Dietitians tell us that ripe, raw apples contain more phosphates in proportion to their bulk than any other article of food, fish not excepted. A recent writer on this point boldly declares that in this lies the secret of healthful longevity. They correct biliousness and act as a sedative upon the racked nerves and allay insomnia.

“Eat uncooked apples constantly, although, of course, in moderation, and drink distilled water only, and years will be added to your life, while the evidences of age will be long in coming.

“This argument is based on the supposition that as age advances, the deposits of mineral matter in the system increase, and that aging is little more than a gradual process of ossification.

“Phosphoric acid contains the least amount of earth-salts, and for that reason is probably the nearest approach to the elixir of life known to the scientific world.

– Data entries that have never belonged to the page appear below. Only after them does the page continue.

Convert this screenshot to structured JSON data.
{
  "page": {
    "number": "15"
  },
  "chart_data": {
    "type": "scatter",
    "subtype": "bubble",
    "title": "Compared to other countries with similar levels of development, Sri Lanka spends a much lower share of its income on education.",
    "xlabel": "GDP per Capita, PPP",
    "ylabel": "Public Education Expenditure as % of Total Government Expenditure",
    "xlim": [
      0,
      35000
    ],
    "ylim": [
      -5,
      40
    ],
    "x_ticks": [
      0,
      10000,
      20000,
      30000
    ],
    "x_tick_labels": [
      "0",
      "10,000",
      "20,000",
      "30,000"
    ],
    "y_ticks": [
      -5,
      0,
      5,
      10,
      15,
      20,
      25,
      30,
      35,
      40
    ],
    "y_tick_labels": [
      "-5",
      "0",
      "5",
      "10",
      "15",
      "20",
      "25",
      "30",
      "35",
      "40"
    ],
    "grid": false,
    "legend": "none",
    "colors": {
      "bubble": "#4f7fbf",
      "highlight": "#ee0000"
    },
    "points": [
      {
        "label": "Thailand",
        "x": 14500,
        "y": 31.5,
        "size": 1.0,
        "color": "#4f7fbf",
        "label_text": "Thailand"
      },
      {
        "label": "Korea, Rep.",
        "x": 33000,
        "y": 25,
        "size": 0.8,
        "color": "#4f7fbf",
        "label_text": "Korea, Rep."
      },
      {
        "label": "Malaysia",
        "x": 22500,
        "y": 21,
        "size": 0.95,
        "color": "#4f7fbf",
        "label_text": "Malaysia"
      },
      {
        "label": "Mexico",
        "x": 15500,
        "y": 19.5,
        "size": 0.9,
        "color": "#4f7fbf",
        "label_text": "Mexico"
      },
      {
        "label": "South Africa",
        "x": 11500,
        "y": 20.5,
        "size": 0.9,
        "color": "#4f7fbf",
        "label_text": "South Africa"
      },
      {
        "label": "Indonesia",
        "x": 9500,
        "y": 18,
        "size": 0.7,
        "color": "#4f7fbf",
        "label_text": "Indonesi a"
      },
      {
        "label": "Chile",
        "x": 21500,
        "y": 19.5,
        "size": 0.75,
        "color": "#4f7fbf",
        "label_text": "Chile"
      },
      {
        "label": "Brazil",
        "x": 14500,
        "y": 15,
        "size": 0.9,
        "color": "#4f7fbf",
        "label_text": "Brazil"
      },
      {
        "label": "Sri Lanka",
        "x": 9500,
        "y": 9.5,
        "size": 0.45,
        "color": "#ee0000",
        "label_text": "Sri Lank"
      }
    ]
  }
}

“If you want to live long, to retain your youth at the same time, and to increase your brain-tissue, eat plenty of apples, drink only distilled water, and eat as little bread as possible. A diluted solution of phosphoric acid is also recommended to those who care to take pains to follow the diet here outlined.”

Tart apples are far more wholesome than sweet, and all, like potatoes, should be fully ripe when eaten.

Wash and polish them for the table, arrange in a silver basket or glass dish, and pass silver knives with them. The touch of steel injures the flavor.

Peaches

Neither wash nor wipe. The soft down upon the cheek of a ripe peach is one of its charms. Keep on the ice until you are ready to serve, then pile in a fruit dish and garnish with peach leaves. Pass silver knives with them.

To prepare grapefruit for table

Cut the grapefruit in half, and dig out the hard core and seeds, leaving a hollow in the center. Loosen the pulp from the skin all around the sides of the fruit, so that it can be eaten easily with a spoon. The method from this point is determined by the individual taste. Some persons like the fruit without sugar. Others fill the hollow in the middle with sugar, and pour upon this a little rum, or sherry, or Maraschino. The addition of a few Maraschino cherries is often made, and in hot weather the fruit is sometimes laid in the ice.

Picked pineapple

Peel the pineapple and remove the little dark protuberances upon the surface of the fruit. With a fork pick or tear the fruit into strips, strew these with granulated sugar and set in the ice until wanted.

Pineapple and raspberries

Trim the bottom of a large pineapple so that it will stand upright. Cut off the top, but do not throw it away. With a sharp knife dig out the inside of the fruit, taking care that the knife does not penetrate the sides or walls of the pineapple. Put this hollowed case and the top into the refrigerator until needed. Pick the inside of the pineapple into tiny bits, and mix with it a cupful of red raspberries. Sweeten abundantly with granulated sugar, and turn the fruit into a glass, or a china jar, with a closely fitting cover. Put on the lid and bury the jar in the ice for several hours. Just before time to serve it, remove from the ice, fill the hollowed shell with the fruit mixture, replace the top on the pineapple and send to table.

Pineapple and strawberries

Cut off the top of a pineapple, and pare away the bottom so that it will stand upright and firm on the plate; scoop out the pulp, discarding the core; mix the pulp with strawberries cut in halves, the juice of an orange and sugar to taste. Return the mixture to the shell and chill thoroughly. Garnish the dish with leaves from the crown.

Strawberries

If large and ripe, do not cap them, but pass whole, with powdered sugar that each eater may help himself. Holding the stem as a handle, he dips the fruit in the sugar and nibbles it daintily.

Orange baskets

In halving large sweet oranges leave a strip of rind on one side that may serve as a handle to the other. Dig out the pulp from under and around the “handle,” leaving that in the lower “basket” intact. Set the baskets in ice until you are ready to serve. Tie a bow of narrow ribbon to each handle before sending to table. Eat with orange spoons.